The present invention relates generally to magnetic resonance imaging (MRI), and more particularly to a system and method for detecting and tracking positional changes in a reference structure using a linear phase shift technique to eliminate or significantly reduce the effects of motion artifacts in an MR image.
Respiratory motion artifacts degrade image quality in non-breath-held MR scans. That is, MR scans where the patient is either allowed to breath freely, breaths inadvertently, or in MR studies that require scan times in excess of a typical patient's ability to hold their breath. In these cases, some technique other than simply having the patient hold their breath, must be used to minimize respiratory motion artifacts.
A class of techniques, known as navigator-type sequences use MR to periodically image a two-dimensional column of spins that include the diaphragm. By detecting changes in the diaphragm position, data acquisition can be synchronized to a common position in the respiratory cycle. In this manner, MR data acquisition is gated to a specific position of the diaphragm, and by implication, to a specific position of the internal organs in the thoracic and abdominal cavities.

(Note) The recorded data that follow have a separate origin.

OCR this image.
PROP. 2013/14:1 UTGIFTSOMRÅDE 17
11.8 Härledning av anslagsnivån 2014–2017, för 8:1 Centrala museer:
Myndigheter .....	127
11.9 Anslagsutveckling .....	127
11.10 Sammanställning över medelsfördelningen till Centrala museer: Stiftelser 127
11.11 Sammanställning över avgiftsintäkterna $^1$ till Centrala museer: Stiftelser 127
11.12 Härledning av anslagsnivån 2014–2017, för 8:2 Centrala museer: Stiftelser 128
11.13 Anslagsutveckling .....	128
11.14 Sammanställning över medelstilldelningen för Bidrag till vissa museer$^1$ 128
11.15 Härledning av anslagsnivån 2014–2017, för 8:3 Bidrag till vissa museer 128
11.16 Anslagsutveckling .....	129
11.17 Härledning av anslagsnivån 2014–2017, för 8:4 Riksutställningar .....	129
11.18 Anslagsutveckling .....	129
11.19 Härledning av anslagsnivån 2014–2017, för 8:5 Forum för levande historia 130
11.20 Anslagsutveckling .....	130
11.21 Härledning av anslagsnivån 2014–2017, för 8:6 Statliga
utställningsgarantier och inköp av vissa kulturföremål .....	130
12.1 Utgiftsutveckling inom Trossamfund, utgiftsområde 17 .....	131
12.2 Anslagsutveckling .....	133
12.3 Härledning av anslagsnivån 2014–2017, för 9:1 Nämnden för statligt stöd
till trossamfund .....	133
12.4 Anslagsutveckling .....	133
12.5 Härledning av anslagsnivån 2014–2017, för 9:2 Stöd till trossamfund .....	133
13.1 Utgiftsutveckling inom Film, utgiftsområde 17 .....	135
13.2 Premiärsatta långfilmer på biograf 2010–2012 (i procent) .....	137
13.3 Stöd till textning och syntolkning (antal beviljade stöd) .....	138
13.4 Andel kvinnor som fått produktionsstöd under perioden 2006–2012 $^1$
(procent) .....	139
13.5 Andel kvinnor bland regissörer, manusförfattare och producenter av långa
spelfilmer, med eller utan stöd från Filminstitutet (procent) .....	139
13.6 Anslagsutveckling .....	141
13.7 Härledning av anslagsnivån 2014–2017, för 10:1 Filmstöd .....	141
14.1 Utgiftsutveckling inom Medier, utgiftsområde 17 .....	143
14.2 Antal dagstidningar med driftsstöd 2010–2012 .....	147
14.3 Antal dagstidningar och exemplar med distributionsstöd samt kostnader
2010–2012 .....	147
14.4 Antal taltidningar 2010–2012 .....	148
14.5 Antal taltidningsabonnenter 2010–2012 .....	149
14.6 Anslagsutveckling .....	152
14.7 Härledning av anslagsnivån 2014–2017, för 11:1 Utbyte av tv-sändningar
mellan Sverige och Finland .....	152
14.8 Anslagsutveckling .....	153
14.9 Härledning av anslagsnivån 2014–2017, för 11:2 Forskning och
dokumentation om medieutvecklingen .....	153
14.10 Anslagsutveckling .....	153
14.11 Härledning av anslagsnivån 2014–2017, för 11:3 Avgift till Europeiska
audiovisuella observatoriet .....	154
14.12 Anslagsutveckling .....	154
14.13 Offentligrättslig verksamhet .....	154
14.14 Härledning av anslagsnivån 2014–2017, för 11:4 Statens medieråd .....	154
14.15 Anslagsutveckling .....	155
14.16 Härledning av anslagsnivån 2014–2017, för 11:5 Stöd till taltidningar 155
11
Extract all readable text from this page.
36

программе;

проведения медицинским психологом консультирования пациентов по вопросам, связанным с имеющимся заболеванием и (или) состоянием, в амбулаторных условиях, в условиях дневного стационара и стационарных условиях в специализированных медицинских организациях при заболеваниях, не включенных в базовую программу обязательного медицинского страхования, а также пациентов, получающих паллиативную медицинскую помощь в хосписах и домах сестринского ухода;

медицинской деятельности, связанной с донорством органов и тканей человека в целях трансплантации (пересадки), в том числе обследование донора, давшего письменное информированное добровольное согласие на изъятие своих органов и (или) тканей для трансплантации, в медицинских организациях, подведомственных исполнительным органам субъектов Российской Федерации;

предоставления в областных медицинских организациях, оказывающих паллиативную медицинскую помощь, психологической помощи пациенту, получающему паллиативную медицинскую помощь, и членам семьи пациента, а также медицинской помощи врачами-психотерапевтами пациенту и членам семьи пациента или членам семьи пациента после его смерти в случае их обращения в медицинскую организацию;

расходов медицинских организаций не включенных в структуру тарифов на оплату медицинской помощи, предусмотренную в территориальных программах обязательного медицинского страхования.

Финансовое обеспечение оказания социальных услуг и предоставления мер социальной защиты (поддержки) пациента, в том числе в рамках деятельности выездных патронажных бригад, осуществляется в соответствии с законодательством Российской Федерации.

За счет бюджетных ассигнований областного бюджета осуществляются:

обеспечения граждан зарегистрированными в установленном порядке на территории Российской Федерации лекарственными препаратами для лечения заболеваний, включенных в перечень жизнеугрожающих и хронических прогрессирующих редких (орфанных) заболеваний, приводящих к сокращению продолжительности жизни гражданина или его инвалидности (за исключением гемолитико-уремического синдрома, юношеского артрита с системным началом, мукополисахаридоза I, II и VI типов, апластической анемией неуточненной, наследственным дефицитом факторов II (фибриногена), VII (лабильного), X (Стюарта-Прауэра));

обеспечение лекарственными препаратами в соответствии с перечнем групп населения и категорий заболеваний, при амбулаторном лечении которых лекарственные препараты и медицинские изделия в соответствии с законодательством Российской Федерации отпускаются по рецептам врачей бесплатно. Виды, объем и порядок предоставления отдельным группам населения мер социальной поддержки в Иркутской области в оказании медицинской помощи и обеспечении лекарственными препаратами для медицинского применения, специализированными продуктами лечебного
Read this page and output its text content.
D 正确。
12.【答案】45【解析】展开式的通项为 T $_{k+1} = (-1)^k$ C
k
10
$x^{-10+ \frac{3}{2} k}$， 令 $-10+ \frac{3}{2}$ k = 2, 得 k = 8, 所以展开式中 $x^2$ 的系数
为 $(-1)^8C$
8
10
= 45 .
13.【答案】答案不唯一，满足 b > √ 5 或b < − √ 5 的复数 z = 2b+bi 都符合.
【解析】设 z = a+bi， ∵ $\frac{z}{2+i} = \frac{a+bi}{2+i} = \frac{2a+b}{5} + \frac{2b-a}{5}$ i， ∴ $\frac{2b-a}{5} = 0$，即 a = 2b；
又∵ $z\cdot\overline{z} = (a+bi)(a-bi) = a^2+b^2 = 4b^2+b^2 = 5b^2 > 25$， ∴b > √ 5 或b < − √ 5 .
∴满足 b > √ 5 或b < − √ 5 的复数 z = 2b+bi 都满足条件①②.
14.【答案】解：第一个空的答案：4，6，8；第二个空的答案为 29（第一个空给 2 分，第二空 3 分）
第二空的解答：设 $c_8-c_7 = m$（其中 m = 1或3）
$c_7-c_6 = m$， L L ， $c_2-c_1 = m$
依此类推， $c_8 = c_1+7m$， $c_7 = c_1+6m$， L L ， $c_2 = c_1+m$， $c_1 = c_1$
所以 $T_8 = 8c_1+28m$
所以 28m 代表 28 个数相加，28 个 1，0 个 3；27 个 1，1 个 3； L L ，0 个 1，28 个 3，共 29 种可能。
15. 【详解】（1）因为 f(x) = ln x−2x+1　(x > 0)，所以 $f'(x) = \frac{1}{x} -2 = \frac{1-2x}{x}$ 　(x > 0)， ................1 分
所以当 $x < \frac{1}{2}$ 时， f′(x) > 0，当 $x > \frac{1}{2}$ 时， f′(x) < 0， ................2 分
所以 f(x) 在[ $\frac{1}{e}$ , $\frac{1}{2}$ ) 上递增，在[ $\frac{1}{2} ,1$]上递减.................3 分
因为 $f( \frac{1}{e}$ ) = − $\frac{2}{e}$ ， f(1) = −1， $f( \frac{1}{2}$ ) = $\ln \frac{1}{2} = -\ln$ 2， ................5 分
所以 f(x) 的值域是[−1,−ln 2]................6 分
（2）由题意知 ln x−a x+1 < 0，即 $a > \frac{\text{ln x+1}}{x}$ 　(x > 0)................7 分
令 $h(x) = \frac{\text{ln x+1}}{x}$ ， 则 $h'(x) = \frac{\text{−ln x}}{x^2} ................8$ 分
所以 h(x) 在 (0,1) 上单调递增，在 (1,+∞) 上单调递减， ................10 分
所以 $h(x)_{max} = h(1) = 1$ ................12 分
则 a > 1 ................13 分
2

Prior art methods of detecting such positional changes have relied upon the use of cross-correlation or least-squares algorithms. Such algorithms are computationally intensive since they require cross-correlation or least-squares determination against a reference profile for a series of different pixel shifts in the sample viewed. The spatial shift that corresponds to the greatest value of the cross-correlation or the minimum value of the least-squares difference will yield the position of the diaphragm relative to the reference position, but only in terms of whole pixels. With such methods, the reference profile or position must always be manually selected before the start of data acquisition by an MR scan operator.
An alternate prior art method to using navigators is to use the phase of the echo peak, or the center of the k-space phase, as an indication of the relative displacement of the reference object. Although this has been used to correct for motion-related artifacts in neuro-functional imaging studies, it is not suitable for monitoring the displacement of the diaphragm because the phase of the echo peak includes the phase of all spins in the image field-of-view and is unable to extract the displacement of a single reference structure. Further, such a method cannot monitor diaphragmatic motion where a projection profile in the superior-inferior orientation includes moving structures (liver, stomach, etc.) and non-moving structures (lung field, shoulder). This method also requires manual input of an initial positional selection by an MRI operator.
Therefore, it would be desirable to have a system and method for detecting and tracking positional changes in a reference structure that is computationally efficient, is not reliant on operator input or influence, or on pixel size, and eliminates the need to require a patient to breath-hold, thereby eliminating an additional patient stress factor during a magnetic resonance imaging procedure.